Not that long ago, Internet customers bought service by the minute, 
much like long-distance telephone service - for upward of $100 a 
month for active users. But by the late 1990's, most Internet 
providers in the United States had modified their business models, 
switching to flat monthly fees in an effort to gain more revenue from 
advertisers and electronic commerce and less from subscriptions. It 
appeared for some players that eliminating the subscription fee 
altogether was simply the next step. Adding it back now appears to 
be yet another one.  

But it could be that major fee-based services like America Online, 
the Microsoft Network and CompuServe will end up as biggest 
beneficiaries of the free-I.S.P. shakeout. All three already offer tiered 
service, with limited plans priced as low as at $9.95. As more active 
users are removed from free services, analysts say, they may 
migrate to those more established names rather than pay the 
amount to a relative newcomer who might not offer the same level of 
service.  

NetZero, however, has considerable brand recognition these days, 
the result of an advertising blitz that includes television spots 
during N.B.A. games, and the company's chairman and chief 
executive, Mark R. Goldston, says the company is signing up new 
subscribers at a record pace.  

Bluelight, which did not announce tiered pricing but rather that it 
would remove heavy users entirely, is in a category of its own.

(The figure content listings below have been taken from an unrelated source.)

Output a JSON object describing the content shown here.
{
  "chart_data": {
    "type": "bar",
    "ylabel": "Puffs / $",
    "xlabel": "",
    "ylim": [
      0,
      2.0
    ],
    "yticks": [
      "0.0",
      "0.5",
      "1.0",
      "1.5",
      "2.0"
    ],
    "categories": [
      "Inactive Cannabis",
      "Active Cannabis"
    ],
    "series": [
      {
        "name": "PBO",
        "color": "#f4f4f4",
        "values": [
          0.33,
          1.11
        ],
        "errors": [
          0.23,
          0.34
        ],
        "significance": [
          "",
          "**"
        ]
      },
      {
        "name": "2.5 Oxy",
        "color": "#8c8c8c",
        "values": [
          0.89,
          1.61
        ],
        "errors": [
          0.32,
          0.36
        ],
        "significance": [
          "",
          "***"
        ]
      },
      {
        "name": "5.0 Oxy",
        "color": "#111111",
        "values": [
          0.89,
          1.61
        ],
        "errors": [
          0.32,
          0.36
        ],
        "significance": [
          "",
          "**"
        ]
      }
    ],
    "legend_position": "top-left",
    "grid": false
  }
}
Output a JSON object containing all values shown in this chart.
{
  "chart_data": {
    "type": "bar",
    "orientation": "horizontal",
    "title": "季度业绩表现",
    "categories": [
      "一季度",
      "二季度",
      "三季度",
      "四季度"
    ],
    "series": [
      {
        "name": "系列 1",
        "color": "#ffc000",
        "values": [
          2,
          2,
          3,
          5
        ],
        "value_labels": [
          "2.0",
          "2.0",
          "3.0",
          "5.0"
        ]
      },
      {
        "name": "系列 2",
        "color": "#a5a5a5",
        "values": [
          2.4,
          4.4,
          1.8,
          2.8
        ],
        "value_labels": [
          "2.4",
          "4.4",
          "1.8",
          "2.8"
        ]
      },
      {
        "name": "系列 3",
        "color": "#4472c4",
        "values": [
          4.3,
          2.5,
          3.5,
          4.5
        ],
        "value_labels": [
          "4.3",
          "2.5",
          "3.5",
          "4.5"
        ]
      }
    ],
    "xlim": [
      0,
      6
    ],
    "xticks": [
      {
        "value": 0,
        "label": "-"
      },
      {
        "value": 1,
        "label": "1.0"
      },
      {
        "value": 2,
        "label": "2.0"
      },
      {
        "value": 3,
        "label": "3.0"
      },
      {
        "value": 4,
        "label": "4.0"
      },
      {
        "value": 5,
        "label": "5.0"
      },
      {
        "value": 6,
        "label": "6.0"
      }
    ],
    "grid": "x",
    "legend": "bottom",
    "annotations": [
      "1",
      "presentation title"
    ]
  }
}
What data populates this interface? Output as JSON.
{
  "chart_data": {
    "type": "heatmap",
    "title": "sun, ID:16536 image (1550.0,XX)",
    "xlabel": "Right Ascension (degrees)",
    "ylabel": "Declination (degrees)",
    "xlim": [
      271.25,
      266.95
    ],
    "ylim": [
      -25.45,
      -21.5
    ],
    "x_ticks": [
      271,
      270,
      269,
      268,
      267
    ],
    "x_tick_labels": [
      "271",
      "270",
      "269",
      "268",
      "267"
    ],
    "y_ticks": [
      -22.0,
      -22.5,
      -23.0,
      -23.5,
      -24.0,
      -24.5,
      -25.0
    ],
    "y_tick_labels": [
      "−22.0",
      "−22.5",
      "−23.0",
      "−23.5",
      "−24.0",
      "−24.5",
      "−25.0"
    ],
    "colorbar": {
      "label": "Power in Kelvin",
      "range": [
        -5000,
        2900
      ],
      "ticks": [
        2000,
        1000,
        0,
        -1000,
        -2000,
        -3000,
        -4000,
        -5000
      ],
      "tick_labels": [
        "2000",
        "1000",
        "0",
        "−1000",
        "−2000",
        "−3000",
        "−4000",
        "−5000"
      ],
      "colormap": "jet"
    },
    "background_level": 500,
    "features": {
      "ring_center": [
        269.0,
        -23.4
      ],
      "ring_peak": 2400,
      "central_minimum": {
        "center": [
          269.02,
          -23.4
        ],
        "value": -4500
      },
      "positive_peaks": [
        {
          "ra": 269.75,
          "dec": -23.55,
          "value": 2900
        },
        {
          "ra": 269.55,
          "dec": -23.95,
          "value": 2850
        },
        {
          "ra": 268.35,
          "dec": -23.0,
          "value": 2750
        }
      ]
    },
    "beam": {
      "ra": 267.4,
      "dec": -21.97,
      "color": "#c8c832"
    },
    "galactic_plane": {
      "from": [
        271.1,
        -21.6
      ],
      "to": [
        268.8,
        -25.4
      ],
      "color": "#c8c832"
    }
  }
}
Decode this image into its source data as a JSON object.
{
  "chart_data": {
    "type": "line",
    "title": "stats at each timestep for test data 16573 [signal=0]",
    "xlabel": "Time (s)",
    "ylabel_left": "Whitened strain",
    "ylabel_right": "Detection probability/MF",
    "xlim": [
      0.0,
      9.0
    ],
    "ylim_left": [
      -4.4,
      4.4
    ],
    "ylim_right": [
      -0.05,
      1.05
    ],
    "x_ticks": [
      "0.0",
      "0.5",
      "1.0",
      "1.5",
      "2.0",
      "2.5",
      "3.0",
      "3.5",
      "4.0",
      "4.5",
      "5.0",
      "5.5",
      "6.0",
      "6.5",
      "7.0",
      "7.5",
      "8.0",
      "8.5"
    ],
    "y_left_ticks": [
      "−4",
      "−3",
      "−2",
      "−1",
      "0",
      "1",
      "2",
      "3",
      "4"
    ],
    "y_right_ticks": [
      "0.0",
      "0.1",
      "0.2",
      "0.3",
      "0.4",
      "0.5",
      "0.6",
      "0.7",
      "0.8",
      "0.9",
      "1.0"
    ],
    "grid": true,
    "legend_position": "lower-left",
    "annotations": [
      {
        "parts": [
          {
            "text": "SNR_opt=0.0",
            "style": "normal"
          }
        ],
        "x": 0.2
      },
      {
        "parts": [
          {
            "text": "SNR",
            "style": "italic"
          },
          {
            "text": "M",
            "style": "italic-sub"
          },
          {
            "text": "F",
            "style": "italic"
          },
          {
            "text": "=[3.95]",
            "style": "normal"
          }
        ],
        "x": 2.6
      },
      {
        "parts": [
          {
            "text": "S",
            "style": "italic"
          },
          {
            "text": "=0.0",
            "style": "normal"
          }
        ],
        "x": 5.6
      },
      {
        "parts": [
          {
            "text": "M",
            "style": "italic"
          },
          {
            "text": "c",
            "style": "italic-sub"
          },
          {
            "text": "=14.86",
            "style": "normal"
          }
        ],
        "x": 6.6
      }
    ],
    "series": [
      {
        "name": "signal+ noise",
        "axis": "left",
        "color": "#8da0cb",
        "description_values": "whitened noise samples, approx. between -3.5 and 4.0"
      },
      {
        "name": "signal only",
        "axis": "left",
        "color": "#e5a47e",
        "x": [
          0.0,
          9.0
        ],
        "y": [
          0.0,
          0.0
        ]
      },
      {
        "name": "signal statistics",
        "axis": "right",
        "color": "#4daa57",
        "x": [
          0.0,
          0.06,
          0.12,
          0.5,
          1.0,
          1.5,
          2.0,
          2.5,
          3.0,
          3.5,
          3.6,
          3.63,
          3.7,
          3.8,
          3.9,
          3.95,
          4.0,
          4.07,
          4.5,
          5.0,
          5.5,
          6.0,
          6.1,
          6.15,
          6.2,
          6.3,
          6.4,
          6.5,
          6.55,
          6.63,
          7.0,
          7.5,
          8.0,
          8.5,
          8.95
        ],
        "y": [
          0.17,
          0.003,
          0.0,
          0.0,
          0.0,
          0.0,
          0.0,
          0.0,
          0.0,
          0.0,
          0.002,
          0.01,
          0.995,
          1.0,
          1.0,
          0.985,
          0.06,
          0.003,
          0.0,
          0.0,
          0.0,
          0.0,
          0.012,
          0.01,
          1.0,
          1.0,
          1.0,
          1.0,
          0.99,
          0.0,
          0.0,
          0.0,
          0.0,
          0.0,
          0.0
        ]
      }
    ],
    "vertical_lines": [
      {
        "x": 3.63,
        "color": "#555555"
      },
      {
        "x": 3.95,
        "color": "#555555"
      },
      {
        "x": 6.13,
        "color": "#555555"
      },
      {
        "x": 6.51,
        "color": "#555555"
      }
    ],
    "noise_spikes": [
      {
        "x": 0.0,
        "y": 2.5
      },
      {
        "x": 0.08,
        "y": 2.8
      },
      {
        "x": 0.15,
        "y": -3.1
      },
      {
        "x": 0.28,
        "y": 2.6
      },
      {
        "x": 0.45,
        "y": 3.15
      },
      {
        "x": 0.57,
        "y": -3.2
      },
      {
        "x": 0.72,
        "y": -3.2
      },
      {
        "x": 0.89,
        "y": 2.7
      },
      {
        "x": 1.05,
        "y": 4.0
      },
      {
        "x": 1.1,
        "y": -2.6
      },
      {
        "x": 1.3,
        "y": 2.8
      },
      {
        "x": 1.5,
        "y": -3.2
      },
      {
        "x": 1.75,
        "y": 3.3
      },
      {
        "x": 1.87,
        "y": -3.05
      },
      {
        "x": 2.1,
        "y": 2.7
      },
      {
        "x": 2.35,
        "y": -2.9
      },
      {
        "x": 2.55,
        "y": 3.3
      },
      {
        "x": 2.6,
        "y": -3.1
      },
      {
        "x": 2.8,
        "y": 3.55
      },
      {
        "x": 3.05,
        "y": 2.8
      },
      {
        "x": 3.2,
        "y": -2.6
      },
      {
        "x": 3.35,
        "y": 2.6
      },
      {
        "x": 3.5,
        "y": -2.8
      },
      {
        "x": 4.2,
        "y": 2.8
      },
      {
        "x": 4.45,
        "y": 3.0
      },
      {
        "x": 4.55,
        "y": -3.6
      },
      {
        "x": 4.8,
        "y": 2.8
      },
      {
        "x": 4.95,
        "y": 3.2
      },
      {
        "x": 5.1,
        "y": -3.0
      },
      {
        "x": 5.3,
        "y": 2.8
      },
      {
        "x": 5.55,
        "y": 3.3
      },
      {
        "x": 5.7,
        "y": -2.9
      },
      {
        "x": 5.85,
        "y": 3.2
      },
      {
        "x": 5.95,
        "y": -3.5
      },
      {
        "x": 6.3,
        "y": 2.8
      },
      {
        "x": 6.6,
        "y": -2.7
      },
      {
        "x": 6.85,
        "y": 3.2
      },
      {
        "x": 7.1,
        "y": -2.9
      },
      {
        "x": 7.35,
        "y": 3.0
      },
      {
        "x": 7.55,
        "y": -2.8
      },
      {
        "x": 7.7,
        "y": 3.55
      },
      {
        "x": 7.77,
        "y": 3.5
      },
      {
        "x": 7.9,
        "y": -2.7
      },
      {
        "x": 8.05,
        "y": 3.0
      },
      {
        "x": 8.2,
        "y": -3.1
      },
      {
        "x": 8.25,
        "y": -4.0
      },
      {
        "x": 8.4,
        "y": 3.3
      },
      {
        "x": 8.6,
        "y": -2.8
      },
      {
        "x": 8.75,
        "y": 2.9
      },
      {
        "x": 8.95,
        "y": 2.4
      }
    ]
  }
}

Nine 
out of 10 of its subscribers got their free Bluelight.com CD-ROM 
starter kit at a Kmart store, meaning that most of its customers are 
already Kmart shoppers and thus potential online customers. "E-
tailing is just another way for a retailer like Kmart to reach its 
customers," Mr. Goldstein said, rather than a service intended to 
exist independently.  

In the meantime, those start-ups that have survived this far are 
simply relieved to still be standing, amid the rubble of their 
competitors. "It started out as a consolidation and evolved into a 
shakeout," Mr. Goldston said. "We didn't want to be the last man 
standing - we wanted to be the victor."